I did use the formula but the common mode gain is zero!! so i get an error on the calculator. Is there another method to compute the CMRR just by knowing the resistance values and gain???
Usman
RE: CMR Help
RE: CMR Help
I have looked into matching resistance - the difference between a carbon film resistor (5%) and a metal film resistor (1%) can be 10dB (in terms of CMRR).
However, the problem I am finding is in calculating the CMRR for a 3-opamp. I have used the CMRR equation:
CMRR = 20log (Gd/Gc) where Gd = 426.5
Gc = 0!!!
However, if I assume Gc=1, then the CMRR is merely 53dBs!

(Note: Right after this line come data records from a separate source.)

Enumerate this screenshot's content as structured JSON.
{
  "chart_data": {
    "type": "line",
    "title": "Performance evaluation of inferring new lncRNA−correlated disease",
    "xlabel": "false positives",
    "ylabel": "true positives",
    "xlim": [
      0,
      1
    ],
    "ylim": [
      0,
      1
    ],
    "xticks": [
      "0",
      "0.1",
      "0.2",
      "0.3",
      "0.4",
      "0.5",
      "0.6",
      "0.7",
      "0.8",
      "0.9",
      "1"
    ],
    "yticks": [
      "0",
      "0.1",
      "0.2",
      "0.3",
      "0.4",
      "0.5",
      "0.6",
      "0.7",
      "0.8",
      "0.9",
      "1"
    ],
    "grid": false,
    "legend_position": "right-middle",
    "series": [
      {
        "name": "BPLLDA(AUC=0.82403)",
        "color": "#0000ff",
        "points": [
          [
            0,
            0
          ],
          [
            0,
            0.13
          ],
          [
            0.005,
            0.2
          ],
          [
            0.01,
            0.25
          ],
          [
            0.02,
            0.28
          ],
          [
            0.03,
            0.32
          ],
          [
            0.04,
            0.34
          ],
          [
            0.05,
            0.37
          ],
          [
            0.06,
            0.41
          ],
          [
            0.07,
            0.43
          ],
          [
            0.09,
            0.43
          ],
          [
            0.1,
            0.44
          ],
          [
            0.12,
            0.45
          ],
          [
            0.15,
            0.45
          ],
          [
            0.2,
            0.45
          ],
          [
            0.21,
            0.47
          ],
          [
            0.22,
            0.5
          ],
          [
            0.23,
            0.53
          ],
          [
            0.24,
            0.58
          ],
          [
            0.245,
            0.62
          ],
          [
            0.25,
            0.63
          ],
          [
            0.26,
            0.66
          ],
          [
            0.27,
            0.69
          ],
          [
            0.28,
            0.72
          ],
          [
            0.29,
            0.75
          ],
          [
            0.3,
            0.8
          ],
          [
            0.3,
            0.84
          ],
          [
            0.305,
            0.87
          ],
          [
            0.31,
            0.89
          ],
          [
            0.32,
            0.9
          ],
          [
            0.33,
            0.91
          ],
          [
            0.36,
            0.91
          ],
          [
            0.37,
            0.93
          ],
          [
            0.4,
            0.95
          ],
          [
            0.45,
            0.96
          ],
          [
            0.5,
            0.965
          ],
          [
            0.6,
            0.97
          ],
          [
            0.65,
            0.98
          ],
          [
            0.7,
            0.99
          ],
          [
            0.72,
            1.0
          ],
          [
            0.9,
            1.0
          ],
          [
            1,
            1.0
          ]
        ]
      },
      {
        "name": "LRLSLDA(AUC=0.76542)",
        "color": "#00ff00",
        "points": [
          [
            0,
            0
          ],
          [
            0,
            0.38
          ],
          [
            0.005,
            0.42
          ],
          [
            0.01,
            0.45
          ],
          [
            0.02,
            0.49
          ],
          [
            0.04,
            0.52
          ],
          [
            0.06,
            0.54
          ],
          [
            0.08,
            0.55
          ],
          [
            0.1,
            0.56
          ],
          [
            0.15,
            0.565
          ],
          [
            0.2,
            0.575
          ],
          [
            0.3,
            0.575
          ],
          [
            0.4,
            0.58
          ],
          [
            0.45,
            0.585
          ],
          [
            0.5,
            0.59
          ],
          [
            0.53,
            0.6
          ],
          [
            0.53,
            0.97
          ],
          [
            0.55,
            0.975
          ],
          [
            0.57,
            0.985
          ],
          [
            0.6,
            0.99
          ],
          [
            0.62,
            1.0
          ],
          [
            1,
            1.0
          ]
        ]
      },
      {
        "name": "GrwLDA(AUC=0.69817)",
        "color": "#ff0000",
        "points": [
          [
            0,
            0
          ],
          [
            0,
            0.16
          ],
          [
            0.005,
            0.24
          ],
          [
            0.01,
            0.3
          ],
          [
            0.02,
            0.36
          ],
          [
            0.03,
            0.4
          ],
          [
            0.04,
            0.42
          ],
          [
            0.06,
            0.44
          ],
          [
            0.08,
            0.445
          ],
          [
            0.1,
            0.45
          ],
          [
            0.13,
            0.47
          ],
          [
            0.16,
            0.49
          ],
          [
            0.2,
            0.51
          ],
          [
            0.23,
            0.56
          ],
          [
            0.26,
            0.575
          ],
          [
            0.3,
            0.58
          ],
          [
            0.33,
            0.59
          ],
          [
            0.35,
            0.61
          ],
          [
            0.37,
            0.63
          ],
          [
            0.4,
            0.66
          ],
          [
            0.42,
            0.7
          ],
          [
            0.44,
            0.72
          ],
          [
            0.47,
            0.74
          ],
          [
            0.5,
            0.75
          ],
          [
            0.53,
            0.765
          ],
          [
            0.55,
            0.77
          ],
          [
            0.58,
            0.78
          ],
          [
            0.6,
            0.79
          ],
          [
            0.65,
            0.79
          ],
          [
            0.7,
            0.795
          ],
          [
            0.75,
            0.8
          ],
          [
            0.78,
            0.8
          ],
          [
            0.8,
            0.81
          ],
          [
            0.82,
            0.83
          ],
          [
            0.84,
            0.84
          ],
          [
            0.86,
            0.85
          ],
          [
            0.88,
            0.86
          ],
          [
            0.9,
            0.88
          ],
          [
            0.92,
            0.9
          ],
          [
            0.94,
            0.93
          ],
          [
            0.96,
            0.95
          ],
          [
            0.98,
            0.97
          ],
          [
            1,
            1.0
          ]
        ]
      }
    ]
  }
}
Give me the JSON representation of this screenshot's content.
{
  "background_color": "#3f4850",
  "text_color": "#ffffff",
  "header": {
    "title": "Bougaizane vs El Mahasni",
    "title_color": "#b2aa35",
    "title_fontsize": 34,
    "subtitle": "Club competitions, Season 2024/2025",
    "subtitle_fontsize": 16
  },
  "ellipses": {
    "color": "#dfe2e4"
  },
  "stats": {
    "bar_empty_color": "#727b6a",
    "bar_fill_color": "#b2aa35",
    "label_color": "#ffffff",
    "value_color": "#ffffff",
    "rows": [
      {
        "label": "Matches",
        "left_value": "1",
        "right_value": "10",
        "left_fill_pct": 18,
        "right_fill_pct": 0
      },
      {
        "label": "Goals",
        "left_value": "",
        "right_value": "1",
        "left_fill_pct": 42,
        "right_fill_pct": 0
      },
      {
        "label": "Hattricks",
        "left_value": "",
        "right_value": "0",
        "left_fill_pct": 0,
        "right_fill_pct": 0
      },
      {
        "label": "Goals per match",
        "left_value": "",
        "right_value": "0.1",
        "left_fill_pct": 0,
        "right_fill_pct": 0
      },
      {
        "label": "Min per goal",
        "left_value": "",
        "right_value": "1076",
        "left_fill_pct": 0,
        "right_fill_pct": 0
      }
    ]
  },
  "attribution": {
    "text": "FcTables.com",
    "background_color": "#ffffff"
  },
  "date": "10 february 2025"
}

Just the LT1014CN quad op-amp (used to build the IA) gives me a CMRR of 114dB! So perhaps the CMRR is above 100dB??? Confusing. lol
Usman
RE: CMR Help
RE: CMR Help
Its a portable system and running on a PP3 9V. An AC excitation can produce a more accurate system-true.
In terms of the CMRR, i will stick to the values of CMRR stated on the LT1014 of 114dB (in the low frequency range). Also, this will be worst case cmrr as the classic type will improve on this. perhaps the 119 db is a realistic value of a classic 3-opamp. will have to liase with collegue on this.
ta
Usman